ESTABILIZAÇÃO CIRÚRGICA DE FRATURA UNILATERAL COMPLETA DE RAMO HORIZONTAL EM MANDÍBULA DE CÃO DOMÉSTICO – RELATO DE CASO

Poliana Pimentel
Universidade de Guarulhos- UNG, São Paulo, Brasil

Amanda Pereira Marques
Universidade Estadual da Região Tocantins do Maranhão (UEMASUL),
Imperatriz, Maranhão, Brasil

Diego Carvalho Viana
Núcleo de Estudos Morfofiologicos
Avançados (NEMO)
Universidade Estadual da Região Tocantins do Maranhão (UEMASUL), Imperatriz, Maranhão, Brasil

Paulo Usignolo Carnauba Vicente
Clínica Veterinária FULL PET, Guarulhos, São Paulo, Brasil
paulo_usignolo@yahoo.com.br

Resumo
Fraturas de mandíbula são comuns em pequenos animais como cães. Sua importância está diretamente ligada à importância funcional desse osso já que tais fraturas podem ser responsáveis por alterações anatômicas capazes de prejudicar a mastigação, a fonação e a deglutição de animais afetados. Como não é possível seguir um padrão acerca das correções e métodos utilizados nos tratamentos devido fatores como o tipo de fratura, localização, raça, idade do animal, a presença ou ausência de dentes, faz-se necessário que cada caso seja detalhado e criteriosamente estudado. Este estudo teve como objetivo relatar o caso clínico de um animal da raça shit-tzu que apresentou uma fratura simples, completa, oblíqua e unilateral do ramo horizontal medial de mandíbula esquerda, em que a correção foi feita através do posicionamento firme de um fio de aço inoxidável, maleável, 2.0 hexagon e cirúrgico no osso afetado. A técnica utilizada apresentou-se adequada para o animal que estava sendo tratado por permitir que ele retornasse a suas atividades normais após o período de repouso.
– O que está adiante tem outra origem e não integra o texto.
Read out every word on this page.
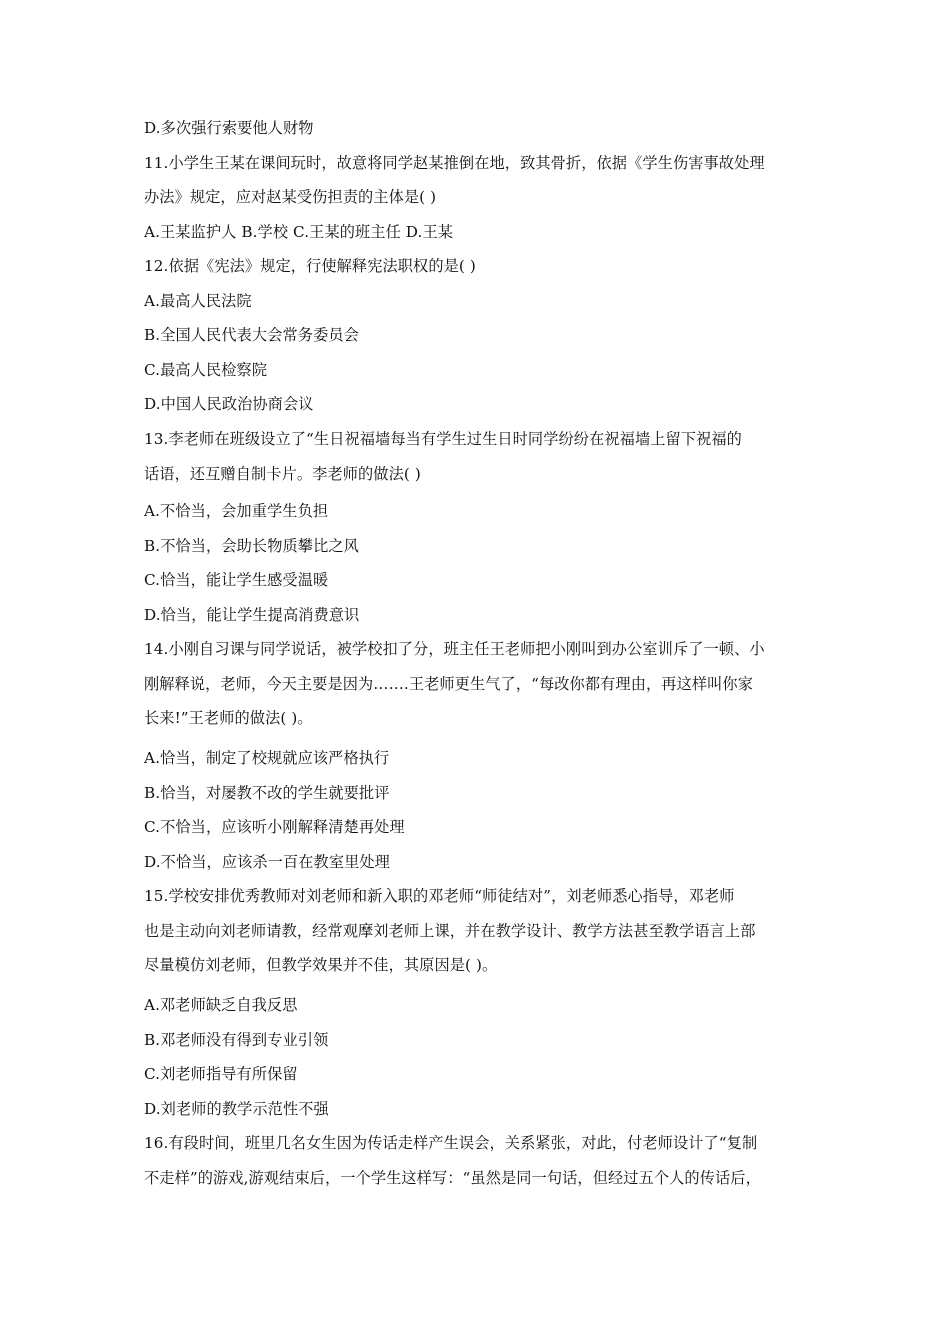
D.多次强行索要他人财物
11.小学生王某在课间玩时，故意将同学赵某推倒在地，致其骨折，依据《学生伤害事故处理
办法》规定，应对赵某受伤担责的主体是( )
A.王某监护人 B.学校 C.王某的班主任 D.王某
12.依据《宪法》规定，行使解释宪法职权的是( )
A.最高人民法院
B.全国人民代表大会常务委员会
C.最高人民检察院
D.中国人民政治协商会议
13.李老师在班级设立了“生日祝福墙每当有学生过生日时同学纷纷在祝福墙上留下祝福的
话语，还互赠自制卡片。李老师的做法( )
A.不恰当，会加重学生负担
B.不恰当，会助长物质攀比之风
C.恰当，能让学生感受温暖
D.恰当，能让学生提高消费意识
14.小刚自习课与同学说话，被学校扣了分，班主任王老师把小刚叫到办公室训斥了一顿、小
刚解释说，老师，今天主要是因为…….王老师更生气了，“每改你都有理由，再这样叫你家
长来!”王老师的做法( )。
A.恰当，制定了校规就应该严格执行
B.恰当，对屡教不改的学生就要批评
C.不恰当，应该听小刚解释清楚再处理
D.不恰当，应该杀一百在教室里处理
15.学校安排优秀教师对刘老师和新入职的邓老师“师徒结对”，刘老师悉心指导，邓老师
也是主动向刘老师请教，经常观摩刘老师上课，并在教学设计、教学方法甚至教学语言上部
尽量模仿刘老师，但教学效果并不佳，其原因是( )。
A.邓老师缺乏自我反思
B.邓老师没有得到专业引领
C.刘老师指导有所保留
D.刘老师的教学示范性不强
16.有段时间，班里几名女生因为传话走样产生误会，关系紧张，对此，付老师设计了“复制
不走样”的游戏,游观结束后，一个学生这样写：“虽然是同一句话，但经过五个人的传话后，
SURGICAL STABILIZATION OF COMPLETE UNILATERAL FRACTURE OF HORIZONTAL
BRANCH IN A DOMESTIC DOG JAW – CASE REPORT


Abstract
Jaw fractures are common in small animals such as dogs. Its importance is directly linked to the functional importance of this bone since such fractures may be responsible for anatomical changes capable of impairing the chewing, phonation and swallowing of affected animals. As it is not possible to follow a standard regarding the corrections and methods used in the treatments due to factors such as the type of fracture, location, breed, age of the animal, the presence or absence of teeth, it is necessary that each case be detailed and carefully studied. This study aims to report the clinical case of an animal of the shit-tzu breed that presented a simple, complete, oblique and unilateral fracture of the medial horizontal branch of the left mandible, in which the correction was made through the firm positioning of a wire stainless steel, malleable, 2.0 hexagon and surgical on the affected bone. The technique used was adequate for the animal that was being treated because it allowed it to return to its normal activities after the resting period.

Estabilização cirúrgica de fratura unilateral completa de ramo horizontal em mandíbula

1. INTRODUÇÃO
As fraturas de mandíbula são ordinárias em cães, representando cerca de 3 a 6 % de todas as fraturas ósseas em cães. As fraturas mandibulares ocorrem, geralmente, em consequência de processos traumáticos (GOMES, 2013; MENDES et al.,2019). A presença dos dentes e de suas raízes, a necessidade de manutenção da oclusão e a baixa cobertura muscular são itens importantes a serem considerados antes da escolha do melhor método (SOFAL et al., 2021). As fraturas mandibulares podem também levar a alterações anatômicas nas funções básicas, como mastigação, fonação e deglutição (GOMES et al., 2010).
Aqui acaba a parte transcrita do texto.